After a seven-year battle, Griffin Industries, Inc., and the rendering industry, claimed victory in a round of litigation that only recently came to a final conclusion.
In 2003, the U.S. government filed suit against Griffin Industries and five of its employees alleging violations of the Clean Water Act at its Dublin, GA, rendering facility. The criminal investigation was triggered by an affidavit from a disgruntled employee who claimed the company discharged pollutants into a nearby creek in violation of its permit and added bottled water to ground water samples to keep them within acceptable limits. Although the former employee later admitted to providing false testimony in the affidavit due to coercion from an attorney retained by the City of East Dublin and Laurens County, both in Georgia, the government ultimately sought five superseding indictments against the company and its five employees.
Despite a magnitude of evidence to the contrary and numerous unsuccessful negotiations with government officials, Griffin and its five employees chose to go to trial and clear the company and individuals of any accused wrongdoing. On the eve of the trial in November 2004, the government offered the company and its employees a settlement that avoided trial and exonerated all defendants. In the settlement, Griffin Industries agreed to plead guilty to a misdemeanor discharge of fuel oil that occurred on a Sunday, a day that the Dublin facility was closed, and all claims against the five Griffin employees were dismissed with prejudice (meaning the plaintiff is barred from bringing an action on the same claim).

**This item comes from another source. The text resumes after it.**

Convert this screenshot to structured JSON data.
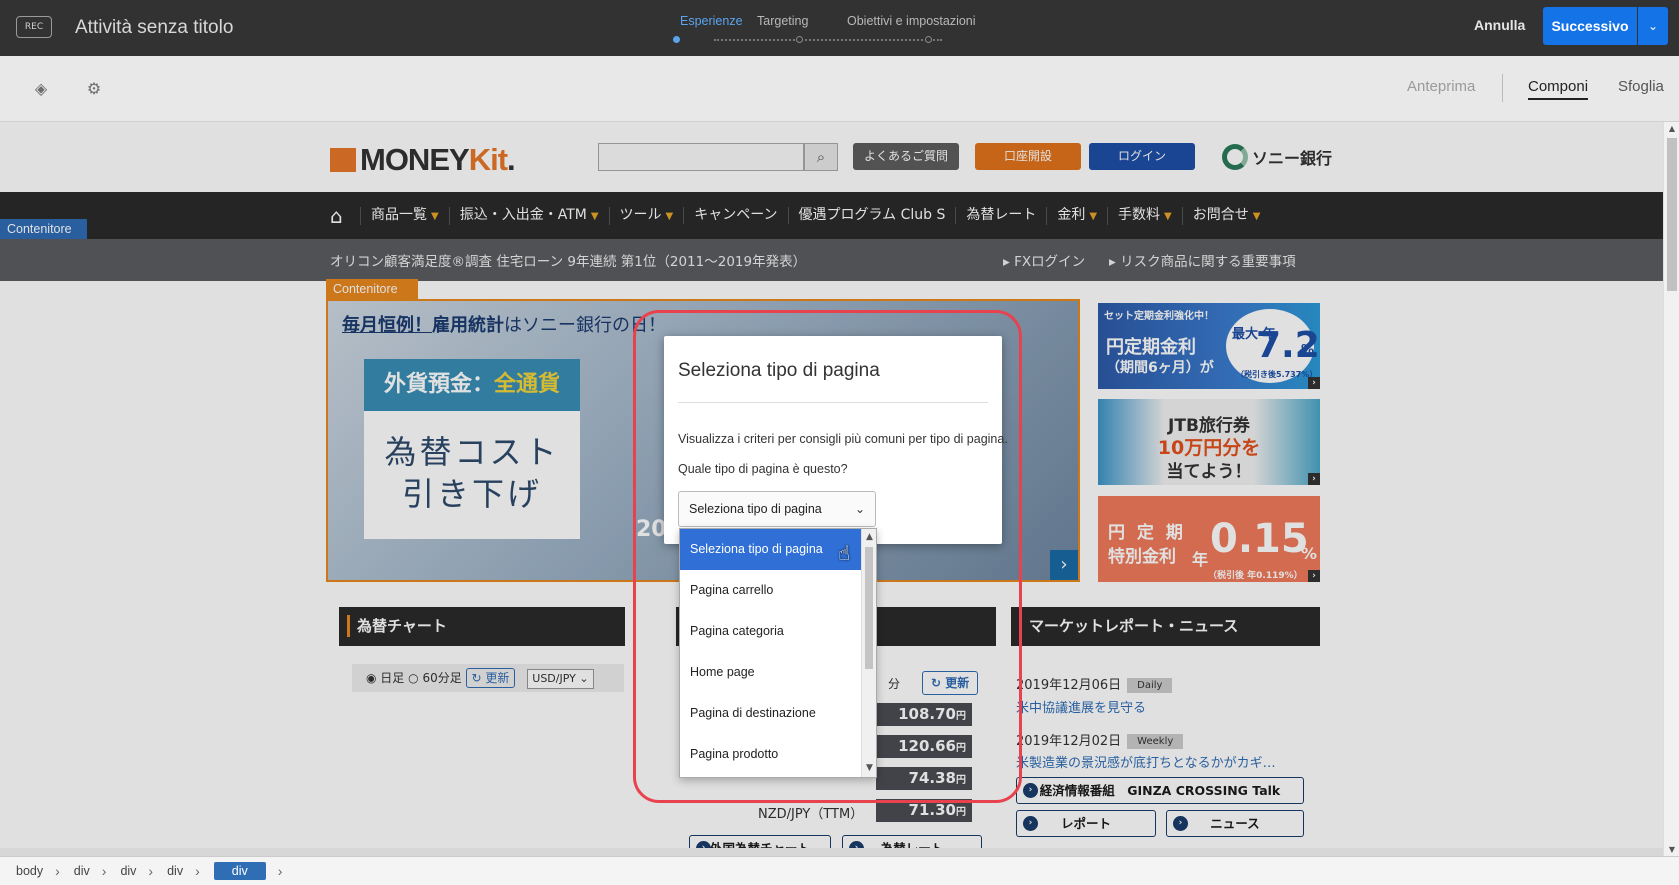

At no time has the company’s Dublin, GA, facility ever been cited for a notice of violation regarding its operating permits. According to Christopher Griffin, director of legal affairs for Griffin Industries, “the federal government successfully prosecutes 98.5 percent of all cases it files and the fact that Griffin achieved a result only obtained in 1.5 percent of all federal cases is certainly a victory for Griffin and the rendering industry.”
On the heels of the government’s action, a class action lawsuit containing about 2,000 residents was filed in April 2003 and alleged civil claims that mirrored the federal complaint, along with claims of trespass and nuisance related to odor. The class action lawsuit was filed by the same attorney that procured the false affidavit used in the government’s action, and this attorney was later disqualified for a conflict of interest. The class action was stayed pending resolution of the federal case. After dismissal of the federal case, counsel for the class action amended the complaint and dropped all allegations of water pollution, pursuing only nuisance and trespass claims. The class was certified based in large part on the false affidavit from a former employee.

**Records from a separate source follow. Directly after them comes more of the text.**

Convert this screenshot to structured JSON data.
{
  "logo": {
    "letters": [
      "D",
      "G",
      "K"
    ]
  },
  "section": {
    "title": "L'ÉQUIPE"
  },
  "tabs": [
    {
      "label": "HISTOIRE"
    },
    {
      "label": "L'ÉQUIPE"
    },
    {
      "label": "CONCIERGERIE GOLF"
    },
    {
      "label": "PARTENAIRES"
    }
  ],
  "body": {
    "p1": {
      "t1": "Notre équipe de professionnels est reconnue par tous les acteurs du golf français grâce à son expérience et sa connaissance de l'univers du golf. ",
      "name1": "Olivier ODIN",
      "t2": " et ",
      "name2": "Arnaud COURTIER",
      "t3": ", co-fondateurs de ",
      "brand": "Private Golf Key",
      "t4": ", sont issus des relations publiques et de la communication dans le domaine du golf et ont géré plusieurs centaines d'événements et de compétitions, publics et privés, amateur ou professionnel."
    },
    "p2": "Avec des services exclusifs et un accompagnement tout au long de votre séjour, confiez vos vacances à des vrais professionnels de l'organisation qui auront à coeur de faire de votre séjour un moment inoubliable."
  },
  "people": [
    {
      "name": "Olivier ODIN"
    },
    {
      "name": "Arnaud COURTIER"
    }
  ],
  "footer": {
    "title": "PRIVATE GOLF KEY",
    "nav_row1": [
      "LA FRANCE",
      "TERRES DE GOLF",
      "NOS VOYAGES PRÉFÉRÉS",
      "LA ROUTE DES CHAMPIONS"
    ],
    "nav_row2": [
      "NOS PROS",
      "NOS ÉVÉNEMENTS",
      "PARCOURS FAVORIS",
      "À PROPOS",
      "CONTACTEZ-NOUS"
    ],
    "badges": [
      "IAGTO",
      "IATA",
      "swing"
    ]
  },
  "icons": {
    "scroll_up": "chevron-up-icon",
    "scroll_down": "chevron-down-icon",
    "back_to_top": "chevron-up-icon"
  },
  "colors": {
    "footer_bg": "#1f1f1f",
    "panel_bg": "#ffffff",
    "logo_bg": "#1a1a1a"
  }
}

For the next five years there was very little activity on the case because of the lengthy appeals process regarding class certification. Discovery resumed in late 2009, and based on information Griffin Industries obtained during this time, the company filed a motion for decertification and dismissal of the class action. Shortly thereafter, the parties reached a settlement whereby Griffin admitted no wrongdoing and agreed to donate $30,000 to the local fire department and spend $100,000 per year for three years on odor control chemicals and related equipment – something it was already doing. All parties agreed that the settlement is a good result that provides an avenue for all parties involved to put the matter behind them and move forward in a positive direction.
One of the measures Griffin will take is to install a synthetic cover over its anaerobic lagoon. In 2007, Griffin’s East Dublin facility was recognized by the Georgia Association of Water Professionals for its outstanding operation of its wastewater treatment facility. The addition of a synthetic cover to its anaerobic lagoon will further enhance the facility’s wastewater treatment process while continuing Griffin’s commitment to environmental stewardship.
Christopher Griffin said that this is one of the most defense-oriented settlements one will see in a class action context.
“We ended seven years of litigation by essentially agreeing to do what we have always done, continually investing in our plants and process,” Griffin commented. “While it was a long fought battle, Griffin felt it was important to remain aggressive and defend the reputation and integrity of the company, its employees, and the industry.”